Exercise Tied to Reduced Upper Respiratory Tract Infections

Near-daily aerobic exercisers have 43 percent fewer URTI days than sedentary people

TUESDAY, Nov. 2 (HealthDay News) -- Aerobic exercise five days a week may be the key to reducing fall and winter upper respiratory tract infections (URTIs), according to research published online Nov. 1 in the British Journal of Sports Medicine.

David C. Nieman, of Appalachian State University in Kannapolis, N.C., and colleagues conducted a study of 1,002 adults who were followed for 12 weeks during the winter and fall seasons and monitored for URTI symptoms and severity. The purpose of the study was to examine the association of self-reported fitness levels and weekly exercise with URTI symptoms.
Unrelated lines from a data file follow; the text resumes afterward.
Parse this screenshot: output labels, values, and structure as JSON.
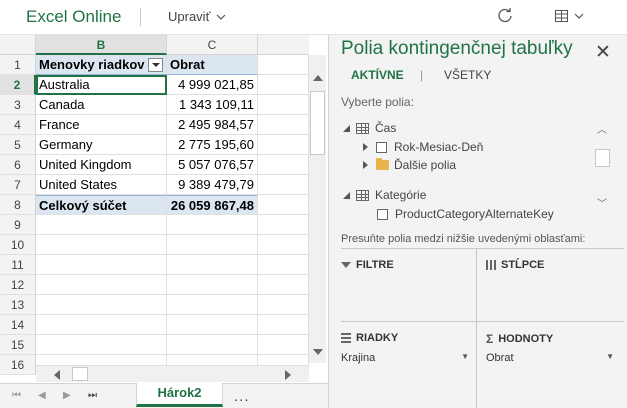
{
  "app": {
    "title": "Excel Online",
    "edit_menu": "Upraviť"
  },
  "sheet": {
    "columns": [
      "B",
      "C"
    ],
    "selected_column": "B",
    "rows": [
      "1",
      "2",
      "3",
      "4",
      "5",
      "6",
      "7",
      "8",
      "9",
      "10",
      "11",
      "12",
      "13",
      "14",
      "15",
      "16"
    ],
    "selected_row": "2",
    "pivot": {
      "header_row_label": "Menovky riadkov",
      "header_value": "Obrat",
      "items": [
        {
          "label": "Australia",
          "value": "4 999 021,85"
        },
        {
          "label": "Canada",
          "value": "1 343 109,11"
        },
        {
          "label": "France",
          "value": "2 495 984,57"
        },
        {
          "label": "Germany",
          "value": "2 775 195,60"
        },
        {
          "label": "United Kingdom",
          "value": "5 057 076,57"
        },
        {
          "label": "United States",
          "value": "9 389 479,79"
        }
      ],
      "total_label": "Celkový súčet",
      "total_value": "26 059 867,48"
    },
    "tabs": [
      "Hárok2"
    ],
    "more_tabs": "..."
  },
  "panel": {
    "title": "Polia kontingenčnej tabuľky",
    "tab_active": "AKTÍVNE",
    "tab_all": "VŠETKY",
    "choose_label": "Vyberte polia:",
    "tree": [
      {
        "label": "Čas",
        "type": "table"
      },
      {
        "label": "Rok-Mesiac-Deň",
        "type": "field"
      },
      {
        "label": "Ďalšie polia",
        "type": "folder"
      },
      {
        "label": "Kategórie",
        "type": "table"
      },
      {
        "label": "ProductCategoryAlternateKey",
        "type": "field"
      }
    ],
    "drag_hint": "Presuňte polia medzi nižšie uvedenými oblasťami:",
    "areas": {
      "filters": {
        "title": "FILTRE"
      },
      "columns": {
        "title": "STĹPCE"
      },
      "rows": {
        "title": "RIADKY",
        "field": "Krajina"
      },
      "values": {
        "title": "HODNOTY",
        "field": "Obrat"
      }
    }
  },
  "colors": {
    "accent": "#217346",
    "pivot_header_bg": "#dce6f1"
  }
}
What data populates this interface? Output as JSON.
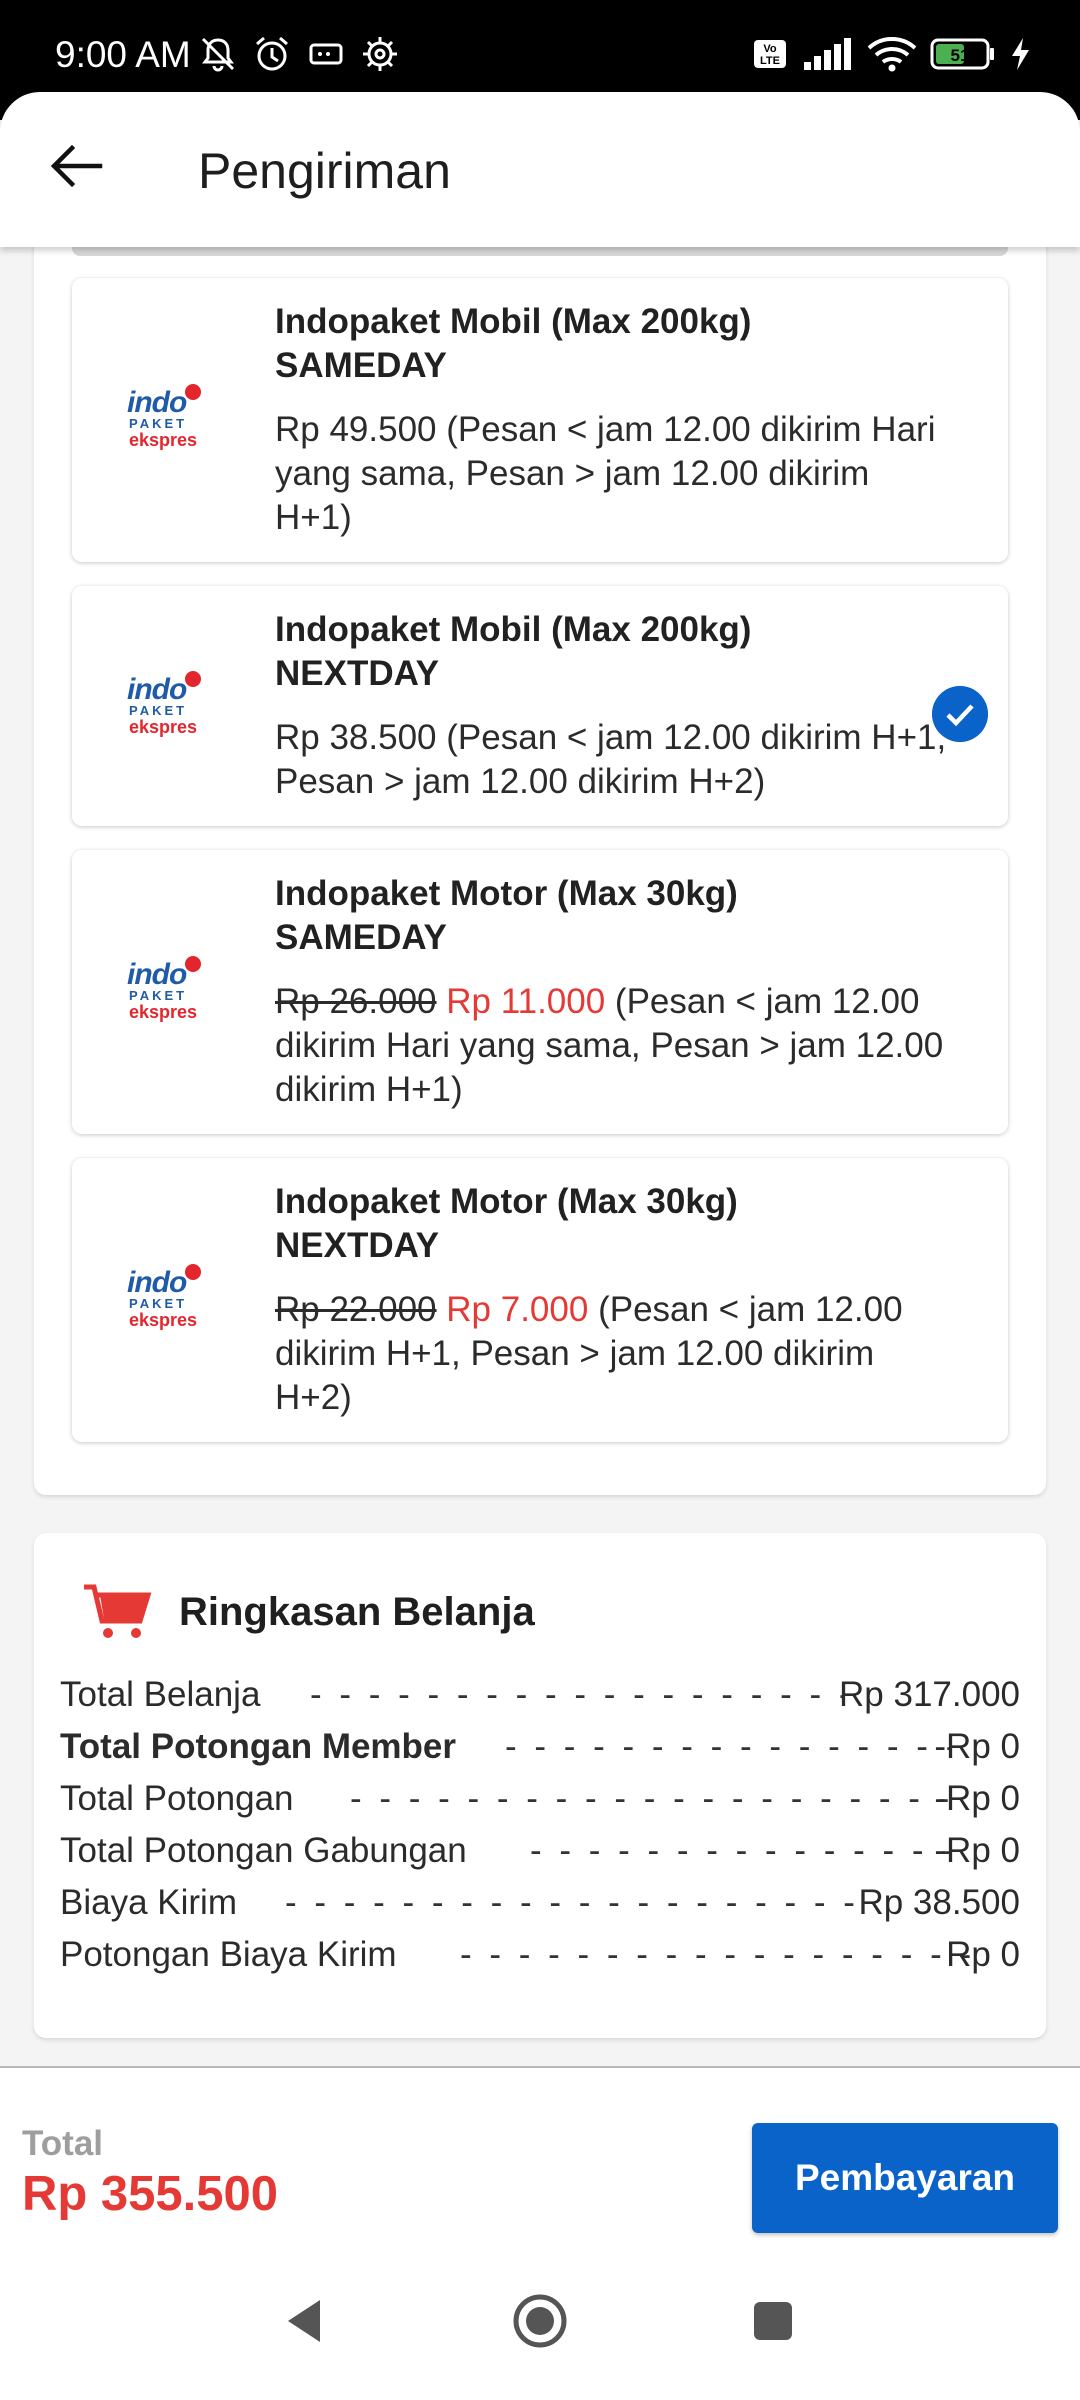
{
  "status_bar": {
    "time": "9:00 AM",
    "left_icons": [
      "mute-bell-icon",
      "alarm-icon",
      "cast-icon",
      "settings-icon"
    ],
    "right_icons": [
      "volte-icon",
      "signal-icon",
      "wifi-icon",
      "battery-icon",
      "charging-icon"
    ],
    "volte_text": "Vo LTE",
    "battery_level": "51"
  },
  "header": {
    "title": "Pengiriman",
    "back_icon": "arrow-left-icon"
  },
  "shipping_options": [
    {
      "title_line1": "Indopaket Mobil (Max 200kg)",
      "title_line2": "SAMEDAY",
      "original_price": "",
      "price": "Rp 49.500",
      "note": "(Pesan < jam 12.00 dikirim Hari yang sama, Pesan > jam 12.00 dikirim H+1)",
      "selected": false
    },
    {
      "title_line1": "Indopaket Mobil (Max 200kg)",
      "title_line2": "NEXTDAY",
      "original_price": "",
      "price": "Rp 38.500",
      "note": "(Pesan < jam 12.00 dikirim H+1, Pesan > jam 12.00 dikirim H+2)",
      "selected": true
    },
    {
      "title_line1": "Indopaket Motor (Max 30kg)",
      "title_line2": "SAMEDAY",
      "original_price": "Rp 26.000",
      "price": "Rp 11.000",
      "note": "(Pesan < jam 12.00 dikirim Hari yang sama, Pesan > jam 12.00 dikirim H+1)",
      "selected": false
    },
    {
      "title_line1": "Indopaket Motor (Max 30kg)",
      "title_line2": "NEXTDAY",
      "original_price": "Rp 22.000",
      "price": "Rp 7.000",
      "note": "(Pesan < jam 12.00 dikirim H+1, Pesan > jam 12.00 dikirim H+2)",
      "selected": false
    }
  ],
  "logo": {
    "indo": "indo",
    "paket": "PAKET",
    "ekspres": "ekspres"
  },
  "summary": {
    "title": "Ringkasan Belanja",
    "icon": "cart-icon",
    "rows": [
      {
        "label": "Total Belanja",
        "value": "Rp 317.000",
        "bold": false
      },
      {
        "label": "Total Potongan Member",
        "value": "-Rp 0",
        "bold": true
      },
      {
        "label": "Total Potongan",
        "value": "-Rp 0",
        "bold": false
      },
      {
        "label": "Total Potongan Gabungan",
        "value": "-Rp 0",
        "bold": false
      },
      {
        "label": "Biaya Kirim",
        "value": "Rp 38.500",
        "bold": false
      },
      {
        "label": "Potongan Biaya Kirim",
        "value": "Rp 0",
        "bold": false
      }
    ]
  },
  "footer": {
    "total_label": "Total",
    "total_value": "Rp 355.500",
    "pay_button": "Pembayaran"
  },
  "nav": {
    "back": "nav-back-icon",
    "home": "nav-home-icon",
    "recents": "nav-recents-icon"
  },
  "colors": {
    "accent_blue": "#0a63c9",
    "price_red": "#e53935",
    "logo_blue": "#1f5ba8",
    "logo_red": "#e3262e"
  }
}
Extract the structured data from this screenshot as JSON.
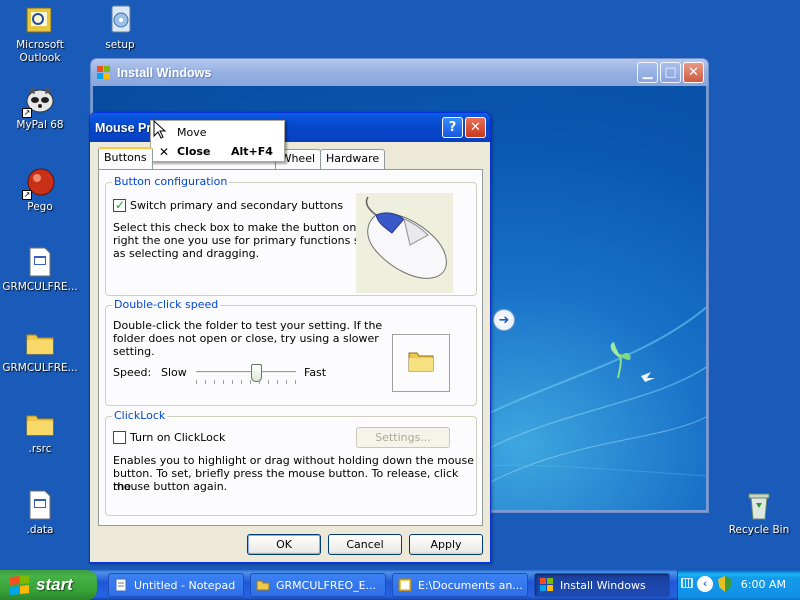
{
  "desktop": {
    "icons": [
      {
        "label": "Microsoft\nOutlook",
        "l1": "Microsoft",
        "l2": "Outlook"
      },
      {
        "label": "setup"
      },
      {
        "label": "MyPal 68"
      },
      {
        "label": "Pego"
      },
      {
        "label": "GRMCULFRE..."
      },
      {
        "label": "GRMCULFRE..."
      },
      {
        "label": ".rsrc"
      },
      {
        "label": ".data"
      },
      {
        "label": "Recycle Bin"
      }
    ]
  },
  "install_window": {
    "title": "Install Windows"
  },
  "dialog": {
    "title": "Mouse Pr",
    "tabs": [
      "Buttons",
      "Wheel",
      "Hardware"
    ],
    "button_config": {
      "group_title": "Button configuration",
      "checkbox_label": "Switch primary and secondary buttons",
      "checked": true,
      "desc1": "Select this check box to make the button on the",
      "desc2": "right the one you use for primary functions such",
      "desc3": "as selecting and dragging."
    },
    "double_click": {
      "group_title": "Double-click speed",
      "desc1": "Double-click the folder to test your setting. If the",
      "desc2": "folder does not open or close, try using a slower",
      "desc3": "setting.",
      "speed_label": "Speed:",
      "slow_label": "Slow",
      "fast_label": "Fast",
      "speed_value": 0.6
    },
    "clicklock": {
      "group_title": "ClickLock",
      "checkbox_label": "Turn on ClickLock",
      "checked": false,
      "settings_label": "Settings...",
      "desc1": "Enables you to highlight or drag without holding down the mouse",
      "desc2": "button. To set, briefly press the mouse button. To release, click the",
      "desc3": "mouse button again."
    },
    "ok_label": "OK",
    "cancel_label": "Cancel",
    "apply_label": "Apply"
  },
  "context_menu": {
    "items": [
      {
        "label": "Move",
        "shortcut": ""
      },
      {
        "label": "Close",
        "shortcut": "Alt+F4",
        "icon": "close-x-icon"
      }
    ]
  },
  "taskbar": {
    "start_label": "start",
    "buttons": [
      {
        "label": "Untitled - Notepad",
        "icon": "notepad-icon"
      },
      {
        "label": "GRMCULFREO_E...",
        "icon": "folder-icon"
      },
      {
        "label": "E:\\Documents an...",
        "icon": "document-icon"
      },
      {
        "label": "Install Windows",
        "icon": "windows-flag-icon",
        "active": true
      }
    ],
    "clock": "6:00 AM"
  },
  "colors": {
    "desktop": "#1a5ab8",
    "xp_title_blue": "#0547c8",
    "start_green": "#36a136"
  }
}
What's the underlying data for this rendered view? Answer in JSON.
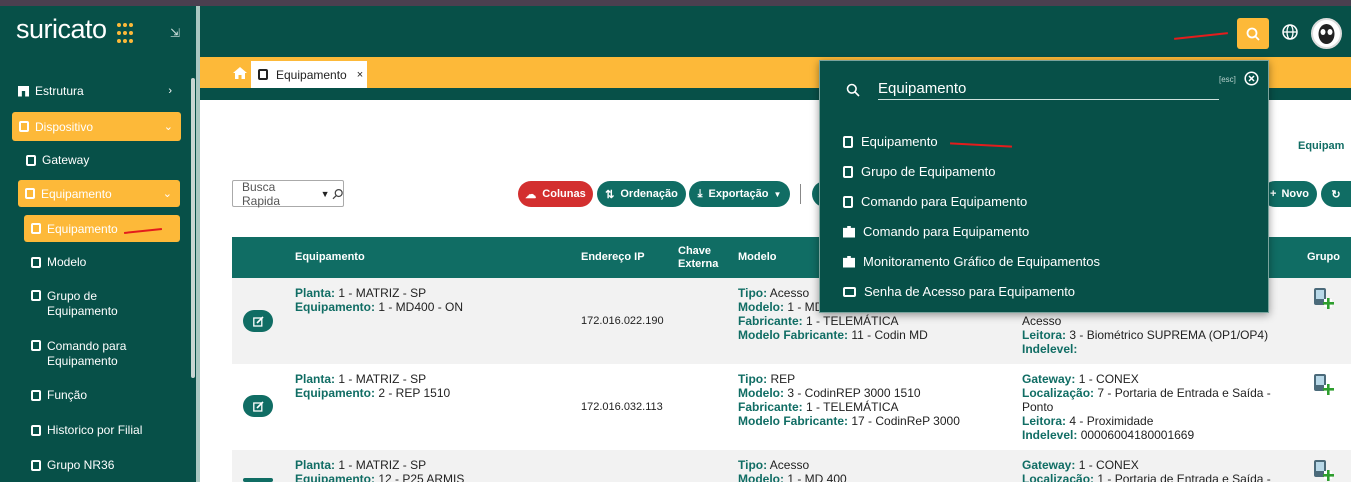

The researchers found that the number of days with URTI was 46 percent lower in the highest self-rated fitness tertile versus the lowest. Those in the highest tertile of aerobic exercise per week (five or more days/week) had 43 percent fewer URTI days than those in the lowest aerobic exercise tertile (less than or equal to one day/week). There was also a 32 to 41 percent reduction in URTI severity and symptoms between high and low physical fitness and exercise tertiles.

"Among the various demographic and lifestyle factors evaluated in this study of 1,002 men and women, perceived fitness and exercise frequency ranked second only to older age in the magnitude of reduction of days with URTI during the winter and fall seasons," the authors write.

Quercegen Pharmaceuticals and Coca-Cola provided grants for the research.